The Reasonable Effectiveness of Synthetic Visual Data
The recent successes in many visual recognition tasks, such as image classification, object detection, and semantic segmentation can be attributed in large part to three factors: (i) advances in end-to-end trainable deep learning models (LeCun 2015), (ii) the progress of computing hardware, and (iii) the introduction of increasingly larger labeled datasets such as PASCAL VOC (Everingham et al. 2010), KITTI (Geiger et al. 2012), ImageNet (Russakovsky et al. 2015), MS-COCO (Lin et al. 2014), and Cityscapes (Cordts et al. 2016), among others. In fact, recent results (Sun et al. 2017; Hestness et al. 2017) indicate that the reliability of current visual models might not be limited by the algorithms themselves but by the type and amount of supervised data available. Therefore, to tackle more challenging tasks, such as video scene understanding, progress is needed not only on the algorithmic and hardware fronts but also on the data front, both for learning and quantitative evaluation. However, acquiring and densely labeling a large visual dataset with ground truth information (e.g. semantic labels, depth, optical flow) for each new problem is not a scalable alternative.
Observing the parallel progress of the computer graphics community, computer vision (CV) researchers have recently revived the use of synthetic visual datasets (Butler et al. 2012; Handa et al. 2016; Mayer et al. 2016; Ros et al. 2016; Gaidon et al. 2016; Richter et al. 2017; de Souza et al. 2017; Li et al. 2017; Johnson-Roberson et al. 2017) and simulators (Chen et al. 2015; Shah et al. 2017; Dosovitskiy et al. 2017; Savva et al. 2017) to train and benchmark both CV algorithms and sensorimotor models, respectively. The underlying idea is that datasets of RGB images and videos come with accurate and automatically generated ground truth such as 3D/2D object bounding boxes tracked in time, as well as per-pixel depth, optical flow, semantic classes and instance information; together with privileged information such as crash damage and rule infractions when running navigation simulations.
This special issue of IJCV provides an overview of that rapidly expanding research area with selected papers exploring novel ways to generate and use synthetic visual data for fundamental CV problems and their applications. The reasons for this renaissance include improved photo-realism, better and easier digital authoring tools (e.g., game engines), large libraries of 3D models, and common hardware (e.g., GPUs) to efficiently handle both the generation and use of such visual data.
As evidenced in this special issue, using synthetic visual data is a promising avenue for a variety of applications ranging from optical flow to human pose estimation. Furthermore, there is a large variety of generation strategies, from real-world images mixed with 3D models to full on creation of dynamic virtual worlds. There is no free lunch, and using synthetic data trades off the manual data acquisition and labeling costs for other generation challenges and a “sim2real” domain gap.

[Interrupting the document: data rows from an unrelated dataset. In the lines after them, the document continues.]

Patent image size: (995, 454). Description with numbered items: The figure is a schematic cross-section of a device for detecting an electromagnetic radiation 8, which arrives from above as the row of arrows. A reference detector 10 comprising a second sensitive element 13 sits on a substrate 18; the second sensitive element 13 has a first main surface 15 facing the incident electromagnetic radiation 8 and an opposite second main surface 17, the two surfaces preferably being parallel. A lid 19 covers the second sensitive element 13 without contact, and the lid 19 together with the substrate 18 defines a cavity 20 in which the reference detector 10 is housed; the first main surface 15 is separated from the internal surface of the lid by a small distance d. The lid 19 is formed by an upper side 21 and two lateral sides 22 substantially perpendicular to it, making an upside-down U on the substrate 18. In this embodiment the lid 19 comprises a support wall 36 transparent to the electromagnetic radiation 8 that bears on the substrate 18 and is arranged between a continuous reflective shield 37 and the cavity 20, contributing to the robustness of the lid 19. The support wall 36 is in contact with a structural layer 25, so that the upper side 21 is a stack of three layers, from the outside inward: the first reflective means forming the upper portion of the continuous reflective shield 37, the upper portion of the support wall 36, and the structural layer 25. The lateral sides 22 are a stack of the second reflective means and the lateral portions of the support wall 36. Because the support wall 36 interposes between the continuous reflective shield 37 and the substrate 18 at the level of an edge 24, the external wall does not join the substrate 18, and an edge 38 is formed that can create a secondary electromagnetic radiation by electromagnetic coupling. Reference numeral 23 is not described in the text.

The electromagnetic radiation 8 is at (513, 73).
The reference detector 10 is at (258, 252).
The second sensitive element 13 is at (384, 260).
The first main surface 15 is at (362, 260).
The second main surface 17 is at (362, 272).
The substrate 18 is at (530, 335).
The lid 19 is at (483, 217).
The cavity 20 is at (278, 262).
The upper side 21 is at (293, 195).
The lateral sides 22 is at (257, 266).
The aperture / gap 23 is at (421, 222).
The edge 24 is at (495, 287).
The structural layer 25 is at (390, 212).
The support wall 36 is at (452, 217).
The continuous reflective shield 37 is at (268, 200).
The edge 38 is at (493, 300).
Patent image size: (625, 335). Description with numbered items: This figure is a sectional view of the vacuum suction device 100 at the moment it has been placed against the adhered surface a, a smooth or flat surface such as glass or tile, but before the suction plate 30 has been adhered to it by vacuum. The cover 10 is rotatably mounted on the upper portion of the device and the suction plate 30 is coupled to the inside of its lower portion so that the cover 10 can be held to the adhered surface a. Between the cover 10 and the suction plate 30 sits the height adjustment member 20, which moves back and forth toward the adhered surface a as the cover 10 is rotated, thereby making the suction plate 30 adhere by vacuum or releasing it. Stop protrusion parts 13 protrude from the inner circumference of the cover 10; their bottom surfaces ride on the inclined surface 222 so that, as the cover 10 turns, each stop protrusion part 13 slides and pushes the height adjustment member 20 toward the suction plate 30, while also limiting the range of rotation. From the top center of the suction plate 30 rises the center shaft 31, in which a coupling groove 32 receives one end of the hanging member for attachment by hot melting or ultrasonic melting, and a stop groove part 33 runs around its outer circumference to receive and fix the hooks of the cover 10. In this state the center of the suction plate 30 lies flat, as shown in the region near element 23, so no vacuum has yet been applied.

The nine articles accepted for publication in this special issue describe and experimentally validate exciting new research directions, such as clarifying the importance of (photo-)realism, overcoming the sim2real gap, learning from virtual humans, analysis-by-synthesis, and recognition in rarely observed conditions that can be simulated. In a way, we are turning the brute-force approach of manual labelling of ground truth and costly sessions of data acquisition, into the generic scientific problem of how to train and test visual/sensorimotor models with synthetic data so that we can ensure that they can ultimately operate in real-world conditions.
In “Sim4CV—a photo-realistic simulator for computer vision applications”, Müller, Casser, Lahoud, Smith, and Ghanem advocate the use of modern game engines for the generation of virtual worlds, as they do not only provide photo-realism but also lifelike physics simulation. Building on top of the Unreal Engine 4 game engine, they provide a customizable simulation environment and validate it on two scenarios: UAV-based tracking of moving objects and autonomous driving.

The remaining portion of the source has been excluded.